Qwen Team at Alibaba Unveils Revolutionary AI Models for PC and Smartphone Control

In the ever-evolving landscape of artificial intelligence, Chinese tech behemoth Alibaba is making waves with its latest innovation, the Qwen2.5-VL, a family of AI models engineered to bring groundbreaking advancements to both text and image analysis. While much of the industry’s attention might be fixated on DeepSeek, Alibaba is proving that it’s not falling behind in the AI arms race.

The impressive capabilities of Qwen2.5-VL are turning heads, as these models are adept at parsing documents, understanding videos, and counting objects within images. They even possess the capability to interact with a PC, showcasing a level of versatility similar to OpenAI’s Operator. Alibaba’s Qwen team has reported that their new model outperforms major contenders like OpenAI’s GPT-4o, Anthropic’s Claude 3.5 Sonnet, and Google’s Gemini 2.0 Flash in several key areas including video comprehension, mathematical problem-solving, document analysis, and question answering.

Qwen2.5-VL promises an array of practical applications with the ability to analyze charts, extract information from documents like invoices and forms, and even process lengthy video content. It can also identify characters and products from films and TV series, hinting at a broad scope of training data that might include copyrighted material.

However, as with many AI systems developed in China, the use of Qwen2.5-VL comes with certain restrictions. The model is subject to oversight by China’s internet regulators, ensuring it adheres to “core socialist values.” This means it may sidestep discussions on politically sensitive matters, such as criticisms of Chinese leadership or topics like Taiwan’s sovereignty.

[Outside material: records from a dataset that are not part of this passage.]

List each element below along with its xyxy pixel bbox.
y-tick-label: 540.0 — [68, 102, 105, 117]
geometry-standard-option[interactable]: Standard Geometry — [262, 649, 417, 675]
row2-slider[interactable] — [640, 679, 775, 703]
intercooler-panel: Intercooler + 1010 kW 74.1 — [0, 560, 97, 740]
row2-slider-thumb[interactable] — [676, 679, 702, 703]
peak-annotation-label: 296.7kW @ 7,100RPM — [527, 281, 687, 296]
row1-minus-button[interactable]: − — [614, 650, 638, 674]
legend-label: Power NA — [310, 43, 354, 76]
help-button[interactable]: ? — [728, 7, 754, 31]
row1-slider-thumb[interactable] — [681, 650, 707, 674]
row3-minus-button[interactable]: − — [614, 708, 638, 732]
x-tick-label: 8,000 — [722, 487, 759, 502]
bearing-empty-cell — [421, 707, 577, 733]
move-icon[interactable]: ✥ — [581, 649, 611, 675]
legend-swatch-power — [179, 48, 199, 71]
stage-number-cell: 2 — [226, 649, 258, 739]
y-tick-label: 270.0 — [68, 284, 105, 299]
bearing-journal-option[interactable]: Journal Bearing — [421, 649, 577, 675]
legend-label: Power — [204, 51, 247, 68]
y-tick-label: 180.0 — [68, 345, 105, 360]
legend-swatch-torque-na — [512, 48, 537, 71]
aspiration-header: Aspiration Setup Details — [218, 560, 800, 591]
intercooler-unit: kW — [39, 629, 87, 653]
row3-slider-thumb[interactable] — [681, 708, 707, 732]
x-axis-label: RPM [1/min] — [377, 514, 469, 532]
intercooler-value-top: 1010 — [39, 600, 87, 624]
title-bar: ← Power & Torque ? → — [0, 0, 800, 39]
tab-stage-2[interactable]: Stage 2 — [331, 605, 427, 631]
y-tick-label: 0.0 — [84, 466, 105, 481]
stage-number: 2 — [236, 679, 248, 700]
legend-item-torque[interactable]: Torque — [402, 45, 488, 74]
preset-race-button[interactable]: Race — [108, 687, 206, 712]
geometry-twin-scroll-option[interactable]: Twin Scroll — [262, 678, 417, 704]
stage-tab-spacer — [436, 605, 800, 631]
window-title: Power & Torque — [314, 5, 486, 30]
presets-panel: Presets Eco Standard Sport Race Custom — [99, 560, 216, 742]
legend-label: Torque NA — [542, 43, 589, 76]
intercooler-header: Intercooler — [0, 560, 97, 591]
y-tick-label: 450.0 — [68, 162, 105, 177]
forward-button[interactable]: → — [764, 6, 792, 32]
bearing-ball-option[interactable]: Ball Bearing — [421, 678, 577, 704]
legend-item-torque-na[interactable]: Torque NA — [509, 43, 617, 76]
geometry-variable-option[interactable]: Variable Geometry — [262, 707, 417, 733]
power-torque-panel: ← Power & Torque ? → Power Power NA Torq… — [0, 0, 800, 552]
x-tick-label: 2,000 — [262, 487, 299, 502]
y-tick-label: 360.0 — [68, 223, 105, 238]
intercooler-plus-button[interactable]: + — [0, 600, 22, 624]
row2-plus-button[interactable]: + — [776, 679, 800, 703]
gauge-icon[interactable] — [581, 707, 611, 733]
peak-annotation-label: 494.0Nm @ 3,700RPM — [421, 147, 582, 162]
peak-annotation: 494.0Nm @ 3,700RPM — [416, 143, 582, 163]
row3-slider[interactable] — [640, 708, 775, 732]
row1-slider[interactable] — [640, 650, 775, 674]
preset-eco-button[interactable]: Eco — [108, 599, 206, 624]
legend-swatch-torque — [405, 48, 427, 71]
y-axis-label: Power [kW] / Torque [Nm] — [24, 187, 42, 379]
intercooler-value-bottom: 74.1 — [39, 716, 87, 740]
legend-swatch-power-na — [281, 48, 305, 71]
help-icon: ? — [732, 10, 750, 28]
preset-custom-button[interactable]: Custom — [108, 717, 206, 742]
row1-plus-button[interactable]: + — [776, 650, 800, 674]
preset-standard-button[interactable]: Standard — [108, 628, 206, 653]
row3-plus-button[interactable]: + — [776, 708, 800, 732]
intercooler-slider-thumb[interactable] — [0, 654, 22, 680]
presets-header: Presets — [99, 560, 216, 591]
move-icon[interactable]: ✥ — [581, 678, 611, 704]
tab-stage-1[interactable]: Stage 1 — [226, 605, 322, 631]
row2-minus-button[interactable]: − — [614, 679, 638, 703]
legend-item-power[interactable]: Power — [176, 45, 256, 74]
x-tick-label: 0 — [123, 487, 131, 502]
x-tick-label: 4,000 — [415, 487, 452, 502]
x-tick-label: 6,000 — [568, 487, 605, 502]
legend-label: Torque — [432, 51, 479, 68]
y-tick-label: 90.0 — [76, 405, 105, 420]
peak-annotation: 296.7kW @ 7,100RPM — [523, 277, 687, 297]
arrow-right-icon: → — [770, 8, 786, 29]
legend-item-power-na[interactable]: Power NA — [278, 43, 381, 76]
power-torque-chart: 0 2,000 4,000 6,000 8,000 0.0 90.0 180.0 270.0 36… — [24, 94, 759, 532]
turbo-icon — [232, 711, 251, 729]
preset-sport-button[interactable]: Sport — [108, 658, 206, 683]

One standout feature of Qwen2.5-VL is its interactive capability with both desktop and mobile applications. A demonstration showed the model executing a complex task on an Android device, opening the Booking.com app, and booking a flight from Chongqing to Beijing.

Despite the inventive functionalities, there are limitations. Qwen’s performance in realistic computer environments has been called into question, with lower scores on benchmarks like OSWorld, which tests the model’s effectiveness in managing desktop tasks beyond basic operations like tab switching.

The Qwen2.5-VL series includes two smaller models, Qwen2.5-VL-3B and Qwen2.5-VL-7B, which are available under a permissive license for wide usage. The flagship model, Qwen2.5-VL-72B, is protected by Alibaba’s custom license, which necessitates obtaining permission for commercial use by any companies or developers with over 100 million monthly active users.

With Qwen2.5-VL, Alibaba positions itself as a formidable player in the AI field, delivering models that combine sophisticated capabilities with practical applications, propelling the company—and indeed the industry—into new territories.